When absence of evidence equates to evidence of absence: the case of routine use of cerebral embolic protection devices in transcatheter aortic valve implantation

Objectives This updated hierarchical Bayesian meta-analysis aims to integrate the latest randomised controlled trials (RCTs) on the use of cerebral embolic protection (CEP) in transcatheter aortic valve implantation (TAVI) into previously available data, providing a definite answer to the clinical effectiveness of CEP in TAVI patients. Methods A systematic search was updated on 31 March 2025. RCTs were included when comparing transfemoral TAVI with use of CEP versus transfemoral TAVI without CEP. The primary outcome was all stroke, while the secondary outcome was disabling stroke. A hierarchical Bayesian meta-analysis was performed on the (log) relative risk (RR) scale and transformed to absolute risk differences (ARDs) and numbers needed to treat (NNTs).
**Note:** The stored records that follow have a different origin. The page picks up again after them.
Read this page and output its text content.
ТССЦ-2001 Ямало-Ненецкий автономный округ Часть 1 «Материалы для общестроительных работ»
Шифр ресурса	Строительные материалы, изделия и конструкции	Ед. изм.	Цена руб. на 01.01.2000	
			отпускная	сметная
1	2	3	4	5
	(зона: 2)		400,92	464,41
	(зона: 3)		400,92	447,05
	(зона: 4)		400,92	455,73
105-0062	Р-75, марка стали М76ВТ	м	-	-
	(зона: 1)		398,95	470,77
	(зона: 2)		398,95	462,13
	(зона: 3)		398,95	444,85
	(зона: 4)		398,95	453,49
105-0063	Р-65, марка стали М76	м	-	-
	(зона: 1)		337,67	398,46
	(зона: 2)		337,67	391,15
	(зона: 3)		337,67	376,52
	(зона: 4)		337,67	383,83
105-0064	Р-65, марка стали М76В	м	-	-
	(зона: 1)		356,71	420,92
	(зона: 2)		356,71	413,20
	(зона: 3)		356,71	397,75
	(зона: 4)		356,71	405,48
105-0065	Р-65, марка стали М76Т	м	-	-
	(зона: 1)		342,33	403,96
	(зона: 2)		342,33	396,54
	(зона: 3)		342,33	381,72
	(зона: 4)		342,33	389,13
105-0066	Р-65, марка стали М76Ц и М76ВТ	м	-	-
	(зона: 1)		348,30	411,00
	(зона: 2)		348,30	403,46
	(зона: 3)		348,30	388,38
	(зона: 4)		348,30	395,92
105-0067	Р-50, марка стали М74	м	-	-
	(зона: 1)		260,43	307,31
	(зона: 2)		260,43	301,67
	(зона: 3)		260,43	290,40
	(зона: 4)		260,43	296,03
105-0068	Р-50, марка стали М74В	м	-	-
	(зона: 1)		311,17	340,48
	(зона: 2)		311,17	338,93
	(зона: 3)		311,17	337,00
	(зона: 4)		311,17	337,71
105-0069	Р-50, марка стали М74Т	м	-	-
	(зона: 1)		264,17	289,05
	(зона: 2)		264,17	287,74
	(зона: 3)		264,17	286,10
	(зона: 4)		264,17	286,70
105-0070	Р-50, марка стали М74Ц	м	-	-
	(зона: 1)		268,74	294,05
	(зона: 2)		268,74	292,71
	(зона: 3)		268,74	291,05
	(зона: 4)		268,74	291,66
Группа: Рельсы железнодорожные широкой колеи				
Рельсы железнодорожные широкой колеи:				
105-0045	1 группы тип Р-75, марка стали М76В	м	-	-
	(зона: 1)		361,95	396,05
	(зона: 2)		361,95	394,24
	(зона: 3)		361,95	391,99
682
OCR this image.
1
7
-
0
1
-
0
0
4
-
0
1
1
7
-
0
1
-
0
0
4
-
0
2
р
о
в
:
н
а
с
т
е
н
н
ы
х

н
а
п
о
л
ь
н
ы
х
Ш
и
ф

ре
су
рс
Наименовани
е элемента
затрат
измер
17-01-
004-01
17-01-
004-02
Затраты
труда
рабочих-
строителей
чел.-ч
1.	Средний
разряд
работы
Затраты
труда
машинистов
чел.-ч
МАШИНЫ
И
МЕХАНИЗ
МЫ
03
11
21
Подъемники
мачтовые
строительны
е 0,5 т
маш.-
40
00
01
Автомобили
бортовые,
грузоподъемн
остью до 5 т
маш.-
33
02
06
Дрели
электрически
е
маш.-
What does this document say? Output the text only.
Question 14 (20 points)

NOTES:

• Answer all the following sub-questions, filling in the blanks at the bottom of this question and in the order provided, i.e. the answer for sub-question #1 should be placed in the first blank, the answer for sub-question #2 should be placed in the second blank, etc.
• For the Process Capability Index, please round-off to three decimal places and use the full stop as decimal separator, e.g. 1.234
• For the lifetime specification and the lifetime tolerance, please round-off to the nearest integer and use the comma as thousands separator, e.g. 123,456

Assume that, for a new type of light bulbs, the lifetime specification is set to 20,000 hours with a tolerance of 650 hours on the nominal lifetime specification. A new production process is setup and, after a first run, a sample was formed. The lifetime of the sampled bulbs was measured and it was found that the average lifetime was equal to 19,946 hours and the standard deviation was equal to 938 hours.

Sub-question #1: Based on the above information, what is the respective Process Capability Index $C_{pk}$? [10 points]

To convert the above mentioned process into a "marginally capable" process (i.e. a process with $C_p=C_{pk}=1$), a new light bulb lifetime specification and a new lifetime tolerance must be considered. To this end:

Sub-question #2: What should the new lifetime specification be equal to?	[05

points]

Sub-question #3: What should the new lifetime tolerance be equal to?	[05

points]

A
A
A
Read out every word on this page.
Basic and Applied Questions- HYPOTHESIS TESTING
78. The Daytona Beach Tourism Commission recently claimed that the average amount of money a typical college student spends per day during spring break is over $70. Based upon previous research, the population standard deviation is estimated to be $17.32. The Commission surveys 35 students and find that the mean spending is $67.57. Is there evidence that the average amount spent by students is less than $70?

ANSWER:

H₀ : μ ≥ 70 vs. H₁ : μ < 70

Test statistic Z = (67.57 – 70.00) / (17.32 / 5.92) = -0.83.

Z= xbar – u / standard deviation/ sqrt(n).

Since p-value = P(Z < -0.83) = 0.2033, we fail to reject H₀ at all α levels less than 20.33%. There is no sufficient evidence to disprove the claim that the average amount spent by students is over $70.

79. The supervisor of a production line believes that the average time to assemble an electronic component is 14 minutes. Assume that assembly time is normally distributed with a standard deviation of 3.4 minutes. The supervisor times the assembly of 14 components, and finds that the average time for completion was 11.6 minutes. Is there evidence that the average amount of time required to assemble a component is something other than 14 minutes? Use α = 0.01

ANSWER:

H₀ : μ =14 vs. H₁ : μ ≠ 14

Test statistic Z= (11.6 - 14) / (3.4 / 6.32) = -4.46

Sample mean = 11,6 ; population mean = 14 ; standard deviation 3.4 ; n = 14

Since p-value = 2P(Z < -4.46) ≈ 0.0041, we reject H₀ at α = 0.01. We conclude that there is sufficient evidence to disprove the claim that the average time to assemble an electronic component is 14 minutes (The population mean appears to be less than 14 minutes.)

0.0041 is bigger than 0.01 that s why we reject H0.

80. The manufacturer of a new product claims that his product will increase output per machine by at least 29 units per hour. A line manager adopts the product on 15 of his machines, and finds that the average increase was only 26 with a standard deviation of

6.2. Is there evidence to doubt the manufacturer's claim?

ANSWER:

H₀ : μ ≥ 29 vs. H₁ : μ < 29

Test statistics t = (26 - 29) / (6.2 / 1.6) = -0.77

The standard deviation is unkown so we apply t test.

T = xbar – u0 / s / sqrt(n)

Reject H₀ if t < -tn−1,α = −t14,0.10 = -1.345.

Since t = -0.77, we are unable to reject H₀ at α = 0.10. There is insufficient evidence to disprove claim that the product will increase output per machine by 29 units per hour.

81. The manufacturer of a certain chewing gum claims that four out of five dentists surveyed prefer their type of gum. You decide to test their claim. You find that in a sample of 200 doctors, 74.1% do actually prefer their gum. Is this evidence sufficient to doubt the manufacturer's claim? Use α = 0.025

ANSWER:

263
The threshold for clinical relevance was based on published expert consensus and established on 1.1% ARD (NNT 91). Results The study was updated with one new RCT, totalling a number of eight RCTs (n=11 590, CEP n=5921 patients, control n=5669 patients). The prevalence of all stroke and disabling stroke was 2.9% and 1.4% in the control group. The median RR for all stroke was 0.94 (95% credible interval (CrI) 0.72–1.25), translating to a mean of −0.17% ARD (NNT 588), and a posterior probability of a clinically relevant CEP effect of <1%. The median RR for disabling stroke was 0.76 (95% CrI 0.44–1.23), translating to a mean of −0.36% ARD (NNT 278), and a posterior probability of a clinically relevant CEP effect of <1%. Conclusion Current-generation CEP devices are ineffective in reducing periprocedural TAVI-stroke risk to a clinically relevant degree, rendering future trials with these devices futile. PROSPERO registration number CRD42023407006.